Note the 20%-40% success rates they report, then, note that completing a full task successfully represents a product series of 20%-40%. To get an intuition for how this affects the design experience, think how annoying it is to have to repeat a question because Siri/Assistant/whatever voice assistant don't understand it, and they have roughly ~5 errors per 100 words.
(handwaving) I'd rather be in a loop of "here's our goal. here's latest output from the CLI. what do we type into the CLI" than the GUI version of that loop.
Hmm, but this how we handle it? We just have a CLI that outputs exactly, goal, state, and asks user for more clarity if needed, no GUI.
The original idea was to make it completely headless.
I'm sorry I'm definitely off today, and am missing it, I appreciate your patience.
I'm thinking maybe the goal/state stuff might have clouded my point. Setting aside prompt engineering, just thinking of the stock AI UIs today, i.e. chat based.
Then, we want to accomplish some goal using GUI and/or CLI. Given the premise that I'd avoid GUI automation, why am I saying CLI is the way to go?
A toy example: let's say the user says "get my current IP".
If our agent is GUI-based, maybe it does: open Chrome > type in whatismyip.com > recognize IP from screenshot.
If our agent is CLI-based, maybe it does: run the curl command to fetch the user's IP from a public API (e.g. curl whatismyip.com) > parse the output to extract the IP address > return the IP address to the user as text.
In the CLI example, the agent interacts with the system using native commands (in this case, curl) and text outputs, rather than trying to simulate GUI actions and parse screenshot contents.
Why do I believe thats preferable over GUI-based automation?
1. More direct/efficient - no need for browser launching, screenshot processing, etc.
2. More reliable - dealing with only structured text output, rather than trying to parse visual elements
3. Parallelizable: I can have N CLI shells, but only 1 GUI shell, which is shared with the user.
4. In practice, I'm basing that off observations of the GUI-automation project I mentioned, accepting computer automation is desirable, and...work I did to build an end-to-end testing framework for devices paired to phones, both iOS and Android.
What the? Where did that come from?
TL;DR: I love E2E tests, for years, and it was stultifying to see how little they were used beyond the testing team due to flakiness. Even small things like "Launch the browser" are extremely fraught. How long to wait? How often do we poll? How do we deal with some dialog appearing in front of the app? How do we deal with not having the textual view hierarchy for the entire OS?

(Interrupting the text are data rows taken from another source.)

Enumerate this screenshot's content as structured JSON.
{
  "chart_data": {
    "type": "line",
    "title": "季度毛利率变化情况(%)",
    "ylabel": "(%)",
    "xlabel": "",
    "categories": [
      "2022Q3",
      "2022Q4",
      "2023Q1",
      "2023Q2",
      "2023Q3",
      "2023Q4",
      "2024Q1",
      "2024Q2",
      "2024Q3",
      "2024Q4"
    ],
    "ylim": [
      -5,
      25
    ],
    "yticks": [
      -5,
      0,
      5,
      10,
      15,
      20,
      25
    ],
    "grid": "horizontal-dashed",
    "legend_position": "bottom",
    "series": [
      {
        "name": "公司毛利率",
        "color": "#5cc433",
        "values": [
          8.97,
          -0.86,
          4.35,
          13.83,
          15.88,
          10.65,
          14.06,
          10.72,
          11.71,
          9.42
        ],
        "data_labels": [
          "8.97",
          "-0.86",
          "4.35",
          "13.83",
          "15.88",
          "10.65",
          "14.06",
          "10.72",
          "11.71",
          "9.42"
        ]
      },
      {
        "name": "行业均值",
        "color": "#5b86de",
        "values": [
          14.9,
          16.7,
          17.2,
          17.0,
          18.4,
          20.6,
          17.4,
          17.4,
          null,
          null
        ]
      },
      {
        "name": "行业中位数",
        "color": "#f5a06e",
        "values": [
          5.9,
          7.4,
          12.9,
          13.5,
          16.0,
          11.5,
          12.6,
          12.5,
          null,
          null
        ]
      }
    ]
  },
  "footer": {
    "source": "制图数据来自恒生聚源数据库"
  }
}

I doubt screenshots would be better input considering that eg <select> box options and other markup are hisden visually until a user interacts with something
Screenshots aren't as accurate or context-rich as HTML, but they let you bypass the hassle of building logic for permissions and authentication across different apps to pull in text content for the LLM.
Context length + API cost is right now main bottleneck for huge HTML + CSS files. The extraction here is already quite efficient but still:
with past messages + system prompt + sometimes extracted text + extracted interactive elements you are quickly already around 2500 tokens (for gpt-4o 0.01$).
If you extract entire HTML and CSS your cost + inference time are quickly 10x.
Nope:
1280x1024 low resolution with gpt-4o are 85 tokens so approx $0.0002 (so 100x cheaper). For high resolution its apporx $0.002
https://openai.com/api/pricing/
I do this for my extension [0] but the HTML is often too large for context window sizes . I end up doing scraping of the relevant pieces before sending to LLM.